This week’s travel dream: The melting pot of today’s Tel Aviv
The second largest city in Israel has world-class restaurants, a pulsing arts and media scene, an internationally respected university, and an electric nightlife.
There’s nowhere else in Israel—or in the entire Middle East—quite like Tel Aviv, said Adam LeBor in Condé Nast Traveler. Founded on the sands by Zionist pioneers in 1909, Tel Aviv is “more than a city—it’s an idea made manifest in bricks and concrete.” Stretching along Israel’s Mediterranean coast, Tel Aviv has “grown from nothing to a sophisticated metropolis” of about 390,000 people. Today, the second largest city in Israel “crackles with energy 24 hours a day” and has world-class restaurants, a pulsing arts and media scene, an internationally respected university, and an electric nightlife that lasts until dawn.

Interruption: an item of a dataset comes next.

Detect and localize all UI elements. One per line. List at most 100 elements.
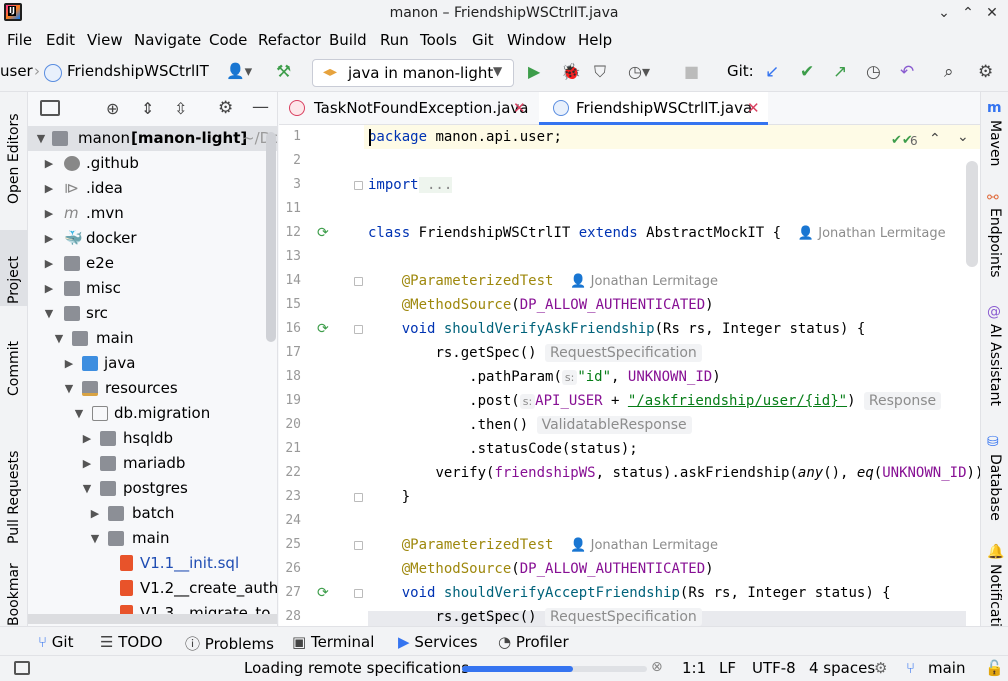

Not only is Tel Aviv Israel’s cultural capital, it has also become known as its “most easygoing” city. Tel Aviv stands as the “world’s first Hebrew city since the Jews’ Roman exile” and remains the center of modern Israeli culture, yet it is “extremely internationally minded.” You won’t find another city in Israel with a more “tolerant mentality” or a more “hedonistic lifestyle.” On the Tayelet—the waterfront promenade built atop an ancient port—“the cool sea breeze carries conversations in Hebrew and Russian, Amharic and English.” Most of the city’s residents see their home as a melting pot, “a place where cultures meet and evolve.”
Within Israel, Tel Aviv’s nickname—“half ironic jest, half jealous sneer”—is ha-Buah, or the Bubble. Less than 40 miles inland, Israelis and Palestinians carry on bitter battles. But in Jaffa, the Arab village that birthed Tel Aviv and is now a suburb of the city, a thriving artists’ quarter bustles with shops selling books in Hebrew, Arabic, and English. Watering holes like Yafa Café—“a tiny place with a big mission: to bring Jewish and Arab Israelis together to talk”—make you think, for a moment, that Tel Aviv could be a model for the rest of Israel. “If the modern Hebrew city can enjoy a balanced relationship with an ancient Arab port, then perhaps Jews and Arabs can find a model for living in peace in this much-contested land.”